Im Rahmen meiner Forschung zum Werk- und Produktkonzept in der Malerei habe ich diese Ikone und eine Absinthfee mit Öl auf Holz gemalt. Die Bildträger habe ich nach dem Hochwasser am Rheinufer gesucht, einige Jahre trocknen lassen und anschließend bemalt. Das Inkarnat ist auf Basis von zyprischem- und sehr hellem französischem Ocker. 

Wenn man in der Malerei über den Werkbegriff nachdenkt, ist die Ikone das Extrem. Eine Ikone ist quasi das Kunstwerk in seiner Reinform. Es gibt sogar in vielen Völkern Erzählungen über wundertätige Ikonen. Mit Gold und kostbarem Lapislazuli immer weiter überhöht und aufgeladen entsteht nach und nach ein richtiges ideelles Gegenüber.
Die grüne Absinthfee ist ein metaphorisches Konzept für künstlerische Avantgarde und die Entdeckung und den Dialog mit neuen, jenseitigen Welten. Für Künstlerinnen und Künstler war sie schon immer Inspiration und Symbol für das Bohème sein und für prospektives Gedankengut in einer sich wandelnden Gesellschaft. Sie kann als Zeichen für poetische Inspiration, für eine freie Geisteshaltung, neue Ideen und Transformation stehen.

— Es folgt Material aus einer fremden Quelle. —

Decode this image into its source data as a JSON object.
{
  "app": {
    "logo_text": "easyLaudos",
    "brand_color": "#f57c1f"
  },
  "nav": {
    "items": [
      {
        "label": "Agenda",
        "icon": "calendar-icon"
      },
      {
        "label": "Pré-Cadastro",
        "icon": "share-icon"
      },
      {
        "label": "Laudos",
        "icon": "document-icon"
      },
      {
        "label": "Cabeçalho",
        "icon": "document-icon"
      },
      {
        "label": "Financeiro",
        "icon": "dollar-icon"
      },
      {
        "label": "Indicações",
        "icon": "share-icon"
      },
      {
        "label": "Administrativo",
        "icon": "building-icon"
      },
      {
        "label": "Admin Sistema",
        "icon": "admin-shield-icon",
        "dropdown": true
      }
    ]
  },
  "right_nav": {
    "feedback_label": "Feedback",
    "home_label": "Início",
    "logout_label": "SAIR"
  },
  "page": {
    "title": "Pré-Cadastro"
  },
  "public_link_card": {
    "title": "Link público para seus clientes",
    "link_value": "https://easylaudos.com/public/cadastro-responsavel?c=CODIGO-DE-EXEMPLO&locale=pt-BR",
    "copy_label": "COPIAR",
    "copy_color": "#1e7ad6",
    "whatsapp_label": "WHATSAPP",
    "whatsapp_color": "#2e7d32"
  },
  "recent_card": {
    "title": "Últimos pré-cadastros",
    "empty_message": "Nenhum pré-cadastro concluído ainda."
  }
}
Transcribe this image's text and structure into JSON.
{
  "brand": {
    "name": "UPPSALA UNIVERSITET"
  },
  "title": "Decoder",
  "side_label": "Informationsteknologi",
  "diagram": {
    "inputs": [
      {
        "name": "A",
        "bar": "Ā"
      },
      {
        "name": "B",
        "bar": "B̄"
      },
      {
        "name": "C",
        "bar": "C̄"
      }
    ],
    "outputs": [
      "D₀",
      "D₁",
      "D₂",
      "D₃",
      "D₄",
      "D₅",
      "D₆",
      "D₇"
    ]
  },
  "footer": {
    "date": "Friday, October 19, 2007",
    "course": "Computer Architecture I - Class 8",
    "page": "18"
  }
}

Vieles, was in der Wirtschaft funktioniert, kann theoretisch auch für Kunstschaffende gelten. Dennoch ist es in der Praxis nicht so einfach. Einerseits definieren sich Künstlerinnen und Künstler stark über ihre Tätigkeit. „Wollen Sie sich zur Hure des Marktes machen? Die Kunst ist frei!“ Kunstschaffende sind auch oft menschlich nicht ganz unkompliziert. Teilweise sind sie geradezu narzisstisch, selten kritikfähig und es fehlt ihnen jegliche professionelle Distanz zur eigenen Arbeit. Andererseits haben Kunstschaffende oft das Gefühl, alles zu können. Besonders wenn sie Geld brauchen, sind sie auch bereit (fast) alles zu machen: „Familienwappen? Porträts? Kopien? Ich male ihnen alles! Hauptsache, es kommt irgendwie Geld rein…“ 

Diese Flexibilität ist am Anfang einer künstlerischen Karriere wichtig, um überhaupt zu überleben, genau darin liegt aber später auch eine Gefahr. Viele Künstlerinnen und Künstler haben kein eigenes Profil. Sie können alles und nichts. Niemand weiß, was sie eigentlich machen und wollen. Wer bin ich als Künstlerin? Wer bin ich als Künstler? Was mache ich? 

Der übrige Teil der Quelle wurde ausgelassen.